そこで一陽と行きあって、鹿嶋は決まり悪そうに「お前が断るのにも誠実さが足りないと言うから」と言った。
「なら俺のおかげだな。礼くらい言ってもばちはあたらないぞ」
しかし鹿嶋は、またも「うん」と言ったきり、なにも言わなくなる。
その日、紗蓉子は迷いに迷って、街中を無闇に歩き回り、門限までもう間がない時間になってから、ようやく社へ向かった。
鹿嶋は、そこにいた。
風が強く吹いていて、その日に限って猫はいなかった。ゆりかごの中もからっぽで、紗蓉子は鹿嶋のそばに寄る理由を見つけられない。
「紗蓉子」
鹿嶋はすぐに駆け寄ってきた。
「あのあと、何もなかった?」
「はい……」
「よく考えたら、教室まで送っていけばよかった」
「いえ……」
紗蓉子は頭を巡らせて、やっと正当に言うべきことを見つけて顔をあげる。
「今日はありがとうございました」
「いいんだ。もともと、俺のせいだった」
そこまで言って二人とも、話すことがなくなってしまった。
「……今日も本当は、迎えに行こうと思った」
鹿嶋が口を開いた。
「でもなんとなく行きづらくて、ここで待っていた」
待っていた、と確かに言った。
「紗蓉子」
名を呼んで、鹿嶋が紗蓉子の手をつかんで引き寄せる。紗蓉子はカバンを取り落として、近づいてくる鹿嶋の胸を空いた手で押し返した。
「紗蓉子?」
「あの……」
これを、受け入れていいのかわからない。
思い違いをして縋っても、この人はまたどこかへ消えるかもしれない。一時心を通わせても、受け入れ続けることはこわい。触れられると心がすべて漏れそうでこわい。強く引き寄せられると、心までさらわれそうで、それもこわい。
「こわくて……」
「俺が?」
紗蓉子は必死で首を振った。自分が何を怖がっているのか、鹿嶋にすべてわかってもらうのは無理だと思った。

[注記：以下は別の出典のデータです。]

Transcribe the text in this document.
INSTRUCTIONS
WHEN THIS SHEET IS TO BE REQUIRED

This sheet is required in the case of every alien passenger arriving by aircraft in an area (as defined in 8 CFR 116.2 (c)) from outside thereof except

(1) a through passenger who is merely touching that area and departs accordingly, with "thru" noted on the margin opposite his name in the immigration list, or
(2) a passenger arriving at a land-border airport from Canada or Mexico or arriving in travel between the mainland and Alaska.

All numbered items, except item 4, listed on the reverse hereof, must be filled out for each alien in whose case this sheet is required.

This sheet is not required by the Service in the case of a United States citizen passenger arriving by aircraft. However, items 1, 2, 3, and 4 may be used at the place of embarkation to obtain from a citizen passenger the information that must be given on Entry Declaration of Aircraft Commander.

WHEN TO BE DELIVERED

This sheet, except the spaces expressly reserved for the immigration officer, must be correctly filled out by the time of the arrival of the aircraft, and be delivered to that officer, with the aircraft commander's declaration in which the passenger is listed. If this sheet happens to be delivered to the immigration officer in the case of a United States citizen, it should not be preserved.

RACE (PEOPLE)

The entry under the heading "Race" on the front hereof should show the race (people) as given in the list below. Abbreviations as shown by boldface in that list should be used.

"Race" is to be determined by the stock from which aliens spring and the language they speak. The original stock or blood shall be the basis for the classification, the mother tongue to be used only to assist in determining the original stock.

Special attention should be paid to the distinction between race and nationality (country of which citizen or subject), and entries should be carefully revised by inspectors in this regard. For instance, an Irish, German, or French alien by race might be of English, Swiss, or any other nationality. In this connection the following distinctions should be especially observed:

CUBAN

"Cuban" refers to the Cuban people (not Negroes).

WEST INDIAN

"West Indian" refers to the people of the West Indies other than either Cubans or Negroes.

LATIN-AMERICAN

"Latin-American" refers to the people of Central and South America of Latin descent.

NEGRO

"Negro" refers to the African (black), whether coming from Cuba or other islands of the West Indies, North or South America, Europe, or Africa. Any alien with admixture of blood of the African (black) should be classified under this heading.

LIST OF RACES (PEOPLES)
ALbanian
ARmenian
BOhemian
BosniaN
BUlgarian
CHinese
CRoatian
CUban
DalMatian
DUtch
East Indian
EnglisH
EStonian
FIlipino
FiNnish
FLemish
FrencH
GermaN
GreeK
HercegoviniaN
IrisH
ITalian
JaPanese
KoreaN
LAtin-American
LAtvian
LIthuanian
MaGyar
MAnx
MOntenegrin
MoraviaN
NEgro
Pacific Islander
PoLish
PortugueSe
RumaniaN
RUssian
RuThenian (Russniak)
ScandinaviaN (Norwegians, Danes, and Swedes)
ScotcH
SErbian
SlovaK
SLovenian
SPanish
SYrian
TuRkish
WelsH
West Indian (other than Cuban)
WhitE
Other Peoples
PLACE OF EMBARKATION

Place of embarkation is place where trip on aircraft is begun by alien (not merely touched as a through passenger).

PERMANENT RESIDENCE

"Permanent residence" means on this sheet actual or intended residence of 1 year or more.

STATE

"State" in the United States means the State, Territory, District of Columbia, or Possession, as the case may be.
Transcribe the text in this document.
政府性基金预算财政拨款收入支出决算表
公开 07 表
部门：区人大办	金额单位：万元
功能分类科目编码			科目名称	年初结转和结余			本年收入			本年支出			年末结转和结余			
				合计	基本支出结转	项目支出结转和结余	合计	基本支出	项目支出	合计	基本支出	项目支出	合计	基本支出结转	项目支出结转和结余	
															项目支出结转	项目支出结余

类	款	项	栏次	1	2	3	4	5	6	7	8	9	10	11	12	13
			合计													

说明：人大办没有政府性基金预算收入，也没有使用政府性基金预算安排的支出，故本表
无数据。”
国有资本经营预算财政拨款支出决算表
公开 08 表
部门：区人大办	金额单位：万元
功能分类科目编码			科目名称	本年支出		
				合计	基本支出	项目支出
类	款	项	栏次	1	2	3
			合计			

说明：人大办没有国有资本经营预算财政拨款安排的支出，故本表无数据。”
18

鹿嶋はぱっと手を離すと、横倒しになったカバンを拾って手渡してくれる。怒っているのかと思ったが、笑っている。
「じゃあ、帰ろう」
鹿嶋は当然のように紗蓉子を家まで送るつもりのようで、ときどき振り返っては、彼女の歩みに合わせて待っている。
こんな、歩き方をする人ではなかった。
鹿嶋は別れ際に、名残惜しそうに紗蓉子の頬に手を伸ばしたが、触れる前にその手を引いた。
「また、明日」
少し寂しそうに笑って去っていくのを見て、紗蓉子は自分が鹿嶋を拒んだことが、彼にとってどんな意味を持つことになるのか深く考えたくなくて、その日は異様に早く眠った。